If you have heard the name Lacy-Sweet before, perhaps it is because he was the man who came up with the idea of launching a Gloucestershire Cup. A solicitor from 1883, like his father before him, he set up the competition in October 1887 at a meeting at the Montpelier Hotel, Rovers being one of eight clubs represented. The tournament ran for over a century, Lacy-Sweet himself being a linesman for the 1892 final, which Rovers won. Born in Clifton on 24th January 1861, Charles Lacy-Sweet was the youngest of five children to William Sweet and his wife Louisa Isabella Hillier (a brother, William Montague Sweet, 1857-1942, played rugby for Clifton). Baptised at St John the Evangelist in Clifton on 20th February 1861, he was brought up at Cambridge House, 82 Westbury Hill, Westbury-on-Trym.

Even allowing for erratic press coverage, he is known to have played in 31 football matches for Clifton Association, scoring on his début on Christmas Day 1886 and retiring around 1891. He even managed a game in goal, when Clifton reserves defeated St Agnes 3-0 in January 1887, played four times for his county, represented Bristol Town Clubs against Rest of the County on Easter Monday 1890 and scored a hat trick, after thirty, sixty and 75 minutes, as St Peter’s, Weston-super-Mare were defeated 5-2 in November 1889. A respected local sporting figure, he also umpired the 1888 game between Gloucestershire and The Corinthians and the fixture between Gloucestershire and Wiltshire the following year.

This tale does not have a happy ending, though.

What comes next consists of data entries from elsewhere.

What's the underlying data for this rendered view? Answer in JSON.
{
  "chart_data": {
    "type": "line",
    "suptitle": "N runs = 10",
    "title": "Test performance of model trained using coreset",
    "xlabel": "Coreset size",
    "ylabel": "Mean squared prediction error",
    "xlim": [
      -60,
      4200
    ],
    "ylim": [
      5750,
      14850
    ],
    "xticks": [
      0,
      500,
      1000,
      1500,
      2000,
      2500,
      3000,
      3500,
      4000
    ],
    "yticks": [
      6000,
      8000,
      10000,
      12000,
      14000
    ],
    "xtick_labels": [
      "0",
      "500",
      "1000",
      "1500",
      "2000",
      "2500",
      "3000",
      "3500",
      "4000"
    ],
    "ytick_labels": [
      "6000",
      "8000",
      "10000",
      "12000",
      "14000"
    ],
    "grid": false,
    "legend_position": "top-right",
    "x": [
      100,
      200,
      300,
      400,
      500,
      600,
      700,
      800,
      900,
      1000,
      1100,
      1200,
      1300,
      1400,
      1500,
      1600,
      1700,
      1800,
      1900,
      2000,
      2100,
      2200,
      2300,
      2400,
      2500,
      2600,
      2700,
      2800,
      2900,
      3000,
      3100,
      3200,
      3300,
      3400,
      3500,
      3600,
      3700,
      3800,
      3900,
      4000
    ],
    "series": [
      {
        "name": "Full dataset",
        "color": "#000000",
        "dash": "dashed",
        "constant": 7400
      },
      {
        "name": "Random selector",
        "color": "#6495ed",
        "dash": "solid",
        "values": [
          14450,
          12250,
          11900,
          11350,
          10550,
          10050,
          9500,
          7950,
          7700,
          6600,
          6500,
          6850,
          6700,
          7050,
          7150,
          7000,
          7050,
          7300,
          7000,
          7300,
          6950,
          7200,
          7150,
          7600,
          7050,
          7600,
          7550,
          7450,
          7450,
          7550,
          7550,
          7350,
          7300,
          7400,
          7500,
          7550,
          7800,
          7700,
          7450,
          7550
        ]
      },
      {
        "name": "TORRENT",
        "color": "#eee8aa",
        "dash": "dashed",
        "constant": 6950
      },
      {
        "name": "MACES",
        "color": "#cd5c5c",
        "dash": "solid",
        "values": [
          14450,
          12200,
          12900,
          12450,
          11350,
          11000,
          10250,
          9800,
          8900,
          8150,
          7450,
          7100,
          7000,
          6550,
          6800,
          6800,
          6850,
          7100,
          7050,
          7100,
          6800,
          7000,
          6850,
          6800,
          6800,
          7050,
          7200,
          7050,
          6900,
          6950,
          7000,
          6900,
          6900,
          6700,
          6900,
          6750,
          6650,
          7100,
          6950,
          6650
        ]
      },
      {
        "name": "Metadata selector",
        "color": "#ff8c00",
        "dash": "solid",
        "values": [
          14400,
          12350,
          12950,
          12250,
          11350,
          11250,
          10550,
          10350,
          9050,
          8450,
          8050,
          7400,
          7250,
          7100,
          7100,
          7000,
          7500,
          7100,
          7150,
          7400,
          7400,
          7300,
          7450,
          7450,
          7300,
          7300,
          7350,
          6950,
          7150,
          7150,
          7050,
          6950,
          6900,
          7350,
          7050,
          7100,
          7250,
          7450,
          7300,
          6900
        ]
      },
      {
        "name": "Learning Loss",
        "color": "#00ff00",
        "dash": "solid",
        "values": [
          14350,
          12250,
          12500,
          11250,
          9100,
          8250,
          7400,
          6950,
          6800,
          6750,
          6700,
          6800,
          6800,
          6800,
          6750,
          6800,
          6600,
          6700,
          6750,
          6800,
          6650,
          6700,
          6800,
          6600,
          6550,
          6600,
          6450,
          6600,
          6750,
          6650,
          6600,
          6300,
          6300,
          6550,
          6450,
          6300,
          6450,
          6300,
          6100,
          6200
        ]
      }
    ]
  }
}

In October 1892, Lacy-Sweet caught pneumonia whilst refereeing the Warmley v Windsor and Eton FA Cup tie and died, unmarried and aged just 31, on 2nd November 1892 at his father’s home, Stanton House, 82 Pembroke Road, Clifton. His death was recorded as of ‘typhoid fever and pneumonia’. Leaving £359 in his will, he was buried at Arno’s Vale, the Rev Arthur Campbell Clements Anstey (1843-1900) of St John’s, Redland taking the service; Fred Yates and Gilbert Innes-Pocock, amongst former Rovers players, were amongst the mourners. Five years after reaching the semi-finals of the men’s singles at Wimbledon, the great local sportsman Charles Lacy-Sweet was dead.